Observation 2: Credit unions with higher combined OD and NSF fee revenues do not seem to be using those fees to “subsidize” better interest rates.
“One might also ask whether credit unions with higher OD and NSF fees use those fees to facilitate offering more attractive interest rates,” the agency analysis suggested. “The graphs (shown in this story) suggest that may not be the case.
“Comparing OD and NSF fees to net interest margins for FCUs and FISCUs separately, the graphs indicate that higher combined OD and NSF fees are associated with higher net interest margins (NIMs),” NCUA said. “The relationship was much more pronounced for FCUs, where median NIMs increased 72 basis points from 2.59% for the credit unions with the lowest OD and NSF fees to 3.31% for those with the highest OD and NSF fees. For FISCUs, the range was 28 basis points (from 2.85% to 3.13%).”
NCUA added that analyzing net interest margins provides a “high-level perspective on credit union pricing, but the relationship shown could simply be the result of differences in the overall credit risk of membership; higher average margins could merely reflect higher average credit risk.
“To pursue a more informative measure of the relationship between interest rates and OD and NSF fees, one might want to look at risk-adjusted interest margins,” the analysis continued. “Such a comparison might be useful for assessing whether higher OD and NSF fees were subsidizing preferred pricing elsewhere (like, through lower loan rates).

What HMDA Data Show
While no comprehensive data are available for wholistic evaluation of risk-adjusted pricing, NCUA noted loan-level data submitted under the Home Mortgage Disclosure Act (HMDA) provide a readily available option for mortgages.
“Using detailed loan data from credit union HMDA filers for 2023, OCE has estimated the degree to which each credit union’s mortgage rates deviated from what would be expected given the institution’s loan characteristics,” NCUA said. “Those deviations might be correlated with risk-adjusted margins and thus can be compared to OD and NSF fees.”

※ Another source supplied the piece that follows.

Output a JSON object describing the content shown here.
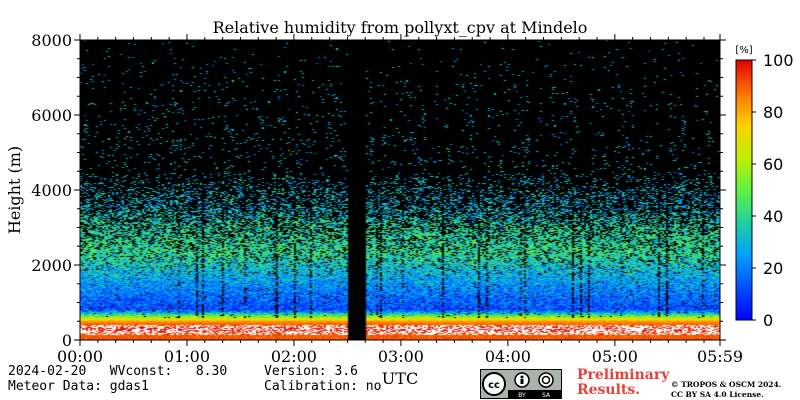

The agency noted the chart shown in this story indicates that higher OD and NSF fee revenues were generally not associated with more favorable mortgage rates for members.
What the Scatterplot Reveals
“Specifically, the scatterplot suggests that credit unions with higher OD and NSF fees (measured on a dollar-per-member basis) generally did not evidence lower mortgage rates in 2023; generally, a fitted line shows no clear relationship between the two,” the NCUA Research Note states. “To be sure, this is a less-than-ideal analysis because it only looks at mortgages rates (instead of all interest rates) and only includes HMDA-filing credit unions. Also, the mortgage rates are from 2023, whereas the OD and NSF data are for 2024.
“Those imperfections aside, the qualitative result does not contrast sharply with what was shown in the NIM graphs: There is no obvious evidence of better interest rates “offsetting” higher OD and NSF fees,” the analysis adds.
The Conclusion
What is to be concluded from the analysis? According to NCUA, although the analyses in the Research Note provide some high-level information about how credit union OD and NSF fees differ for various types of credit unions, the data collection will be especially valuable in tracking such fees over time.
“With only three quarters of OD and NSF data currently available, evaluating meaningful time trends is not yet possible. OCE plans to analyze evolving trends in those revenues as more data become available,” NCUA said. “To the extent that those trends—or other cross-sectional analyses of such fees—reveal notable observations, those findings may be made available in future Research Notes.”